Design
Requirements
Some of the requirements that lead to the current design of FactStore are
- minimal operational effort needed
- Stateless for simple Fail-over
- Stateless for horizontal scalability (for reading)
- well-known data persistence layer for ease of operation
- well-known data persistence layer to be future proof in the light of the german data protection laws (and yes, that’s not a trivial one)
- fast enough when writing
- fast for reading
- simple (!) enough for teams with very different tools to be able to integrate with their chosen environment
NON-Requirements are
- excessive write performance (as in high speed trading)

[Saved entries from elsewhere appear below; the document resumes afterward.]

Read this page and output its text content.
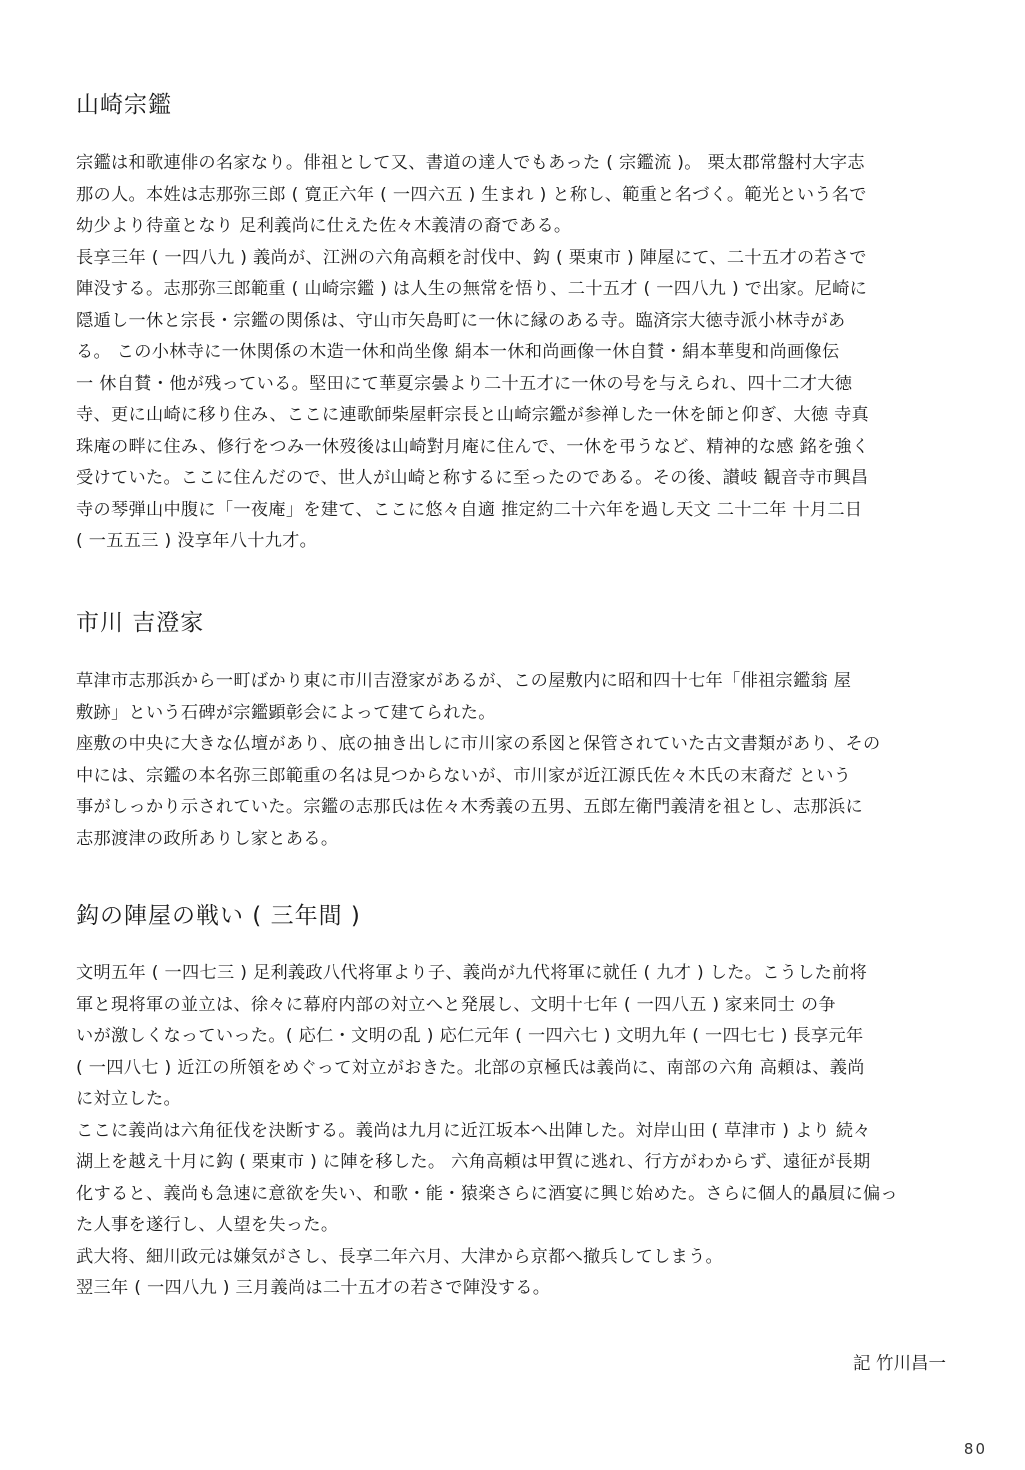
山崎宗鑑
宗鑑は和歌連俳の名家なり。俳祖として又、書道の達人でもあった ( 宗鑑流 )。 栗太郡常盤村大字志
那の人。本姓は志那弥三郎 ( 寛正六年 ( 一四六五 ) 生まれ ) と称し、範重と名づく。範光という名で
幼少より待童となり 足利義尚に仕えた佐々木義清の裔である。
長享三年 ( 一四八九 ) 義尚が、江洲の六角高頼を討伐中、鈎 ( 栗東市 ) 陣屋にて、二十五才の若さで
陣没する。志那弥三郎範重 ( 山崎宗鑑 ) は人生の無常を悟り、二十五才 ( 一四八九 ) で出家。尼崎に
隠遁し一休と宗長・宗鑑の関係は、守山市矢島町に一休に縁のある寺。臨済宗大徳寺派小林寺があ
る。 この小林寺に一休関係の木造一休和尚坐像 絹本一休和尚画像一休自賛・絹本華叟和尚画像伝
一 休自賛・他が残っている。堅田にて華夏宗曇より二十五才に一休の号を与えられ、四十二才大徳
寺、更に山崎に移り住み、ここに連歌師柴屋軒宗長と山崎宗鑑が参禅した一休を師と仰ぎ、大徳 寺真
珠庵の畔に住み、修行をつみ一休歿後は山崎對月庵に住んで、一休を弔うなど、精神的な感 銘を強く
受けていた。ここに住んだので、世人が山崎と称するに至ったのである。その後、讃岐 観音寺市興昌
寺の琴弾山中腹に「一夜庵」を建て、ここに悠々自適 推定約二十六年を過し天文 二十二年 十月二日
( 一五五三 ) 没享年八十九才。
市川 吉澄家
草津市志那浜から一町ばかり東に市川吉澄家があるが、この屋敷内に昭和四十七年「俳祖宗鑑翁 屋
敷跡」という石碑が宗鑑顕彰会によって建てられた。
座敷の中央に大きな仏壇があり、底の抽き出しに市川家の系図と保管されていた古文書類があり、その
中には、宗鑑の本名弥三郎範重の名は見つからないが、市川家が近江源氏佐々木氏の末裔だ という
事がしっかり示されていた。宗鑑の志那氏は佐々木秀義の五男、五郎左衛門義清を祖とし、志那浜に
志那渡津の政所ありし家とある。
鈎の陣屋の戦い ( 三年間 )
文明五年 ( 一四七三 ) 足利義政八代将軍より子、義尚が九代将軍に就任 ( 九才 ) した。こうした前将
軍と現将軍の並立は、徐々に幕府内部の対立へと発展し、文明十七年 ( 一四八五 ) 家来同士 の争
いが激しくなっていった。( 応仁・文明の乱 ) 応仁元年 ( 一四六七 ) 文明九年 ( 一四七七 ) 長享元年
( 一四八七 ) 近江の所領をめぐって対立がおきた。北部の京極氏は義尚に、南部の六角 高頼は、義尚
に対立した。
ここに義尚は六角征伐を決断する。義尚は九月に近江坂本へ出陣した。対岸山田 ( 草津市 ) より 続々
湖上を越え十月に鈎 ( 栗東市 ) に陣を移した。 六角高頼は甲賀に逃れ、行方がわからず、遠征が長期
化すると、義尚も急速に意欲を失い、和歌・能・猿楽さらに酒宴に興じ始めた。さらに個人的贔屓に偏っ
た人事を遂行し、人望を失った。
武大将、細川政元は嫌気がさし、長享二年六月、大津から京都へ撤兵してしまう。
翌三年 ( 一四八九 ) 三月義尚は二十五才の若さで陣没する。
記 竹川昌一
80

- full-blown Application Framework
Choices
Based on the aforementioned requirements, let us highlight some technical choices.
PostgreSQL for persistence
Some Reasons for choosing PostgreSQL as persistence layer for the Events:
Serializability / Atomicity
Both technical requirements are trivial when choosing a RDBMS, due to its ACID nature and the availability of Sequences.
Familiarity
Monitoring, Alerting, Backup, Point in time recovery, Authentication / Authorization, read-replication, fail-over … All of those are properties of a good RDBMS and it is hard to find more mature solutions than the ones we can find there.
Flexible Queries
While Document datastores like MongoDB certainly have more to offer here, PostgreSQL is surprisingly good with JSON. FactCast uses GIN Indexes on JSONB Columns in order to find matching Facts for subscriptions easily.
Coordination
With LISTEN
and NOTIFY
PostgreSQL makes the transition from a passive Data-store to a reactive one, that can be used to guarantee low latency pushes of new Facts down to subscribers, irrelevant at which instance of FactCast the write has happened, without the need of any further message-bus/topic/whatever.
Read-Replicas
A solved problem, that might help you with more than moderate traffic. While we would rather consider partitioning your Facts, in the first place, it might be a welcome ’last resort’ when you have lots and lots of subscribers.
Cloud-ready
With AWS RDS for instance, it is rather trivial to setup and operate a PostgreSQL that satisfies the above needs. It is unlikely to find a respectable cloud platform without postgresql.
GRPC
When it comes to raw performance, REST might not always be the best option. In order to offer a more compact transport, but yet stay platform neutral, FactCast also has a GRPC API. GRPC has a lot of implementations in languages like:
- C++
- Java
- Python
- Go
- Ruby
- C#
- Node.js
- Android Java
- Objective C
- and even PHP
Spring Boot (Server)
Spring Boot is a simple Framework to quickly spin up Java Servers. The FactCast Server is implemented using Spring Boot as a container.
Spring (GRPC Client)
In order to make it easy to use the GRPC Client from java, the factcast-client-grpc module depends on Spring as well. This dependency is not exactly tight, so if there is a good reason to, you might want to implement a GRPC Client free of Spring dependencies. If so, let us know.
Limitations
Multi-region distribution with Primary/Primary replication
FactCast is written (and works out of the box) for deployments that contain any number of FactCast Servers that share one PostgreSQL database. To be clear: the FactCast Server itself is horizontally scalable and capable of load-balancing and failover.
While this might sound like a major limitation, it actually hardly is due to several performance optimizations within the FactCast server, as well as the extensive scalability and failover options of today’s cloud offerings.
While there is no technical reason you cannot use FactCast in a multi-database scenario, you’ll have to give it a little thought. If you have doubts, feel free to contact us to discuss your situation.
High-speed trading or gambling
We easily publish thousands and serve and process hundreds of thousands of facts a second. However, if your requirements are in a completely different ballpark, you might want to look at different solutions.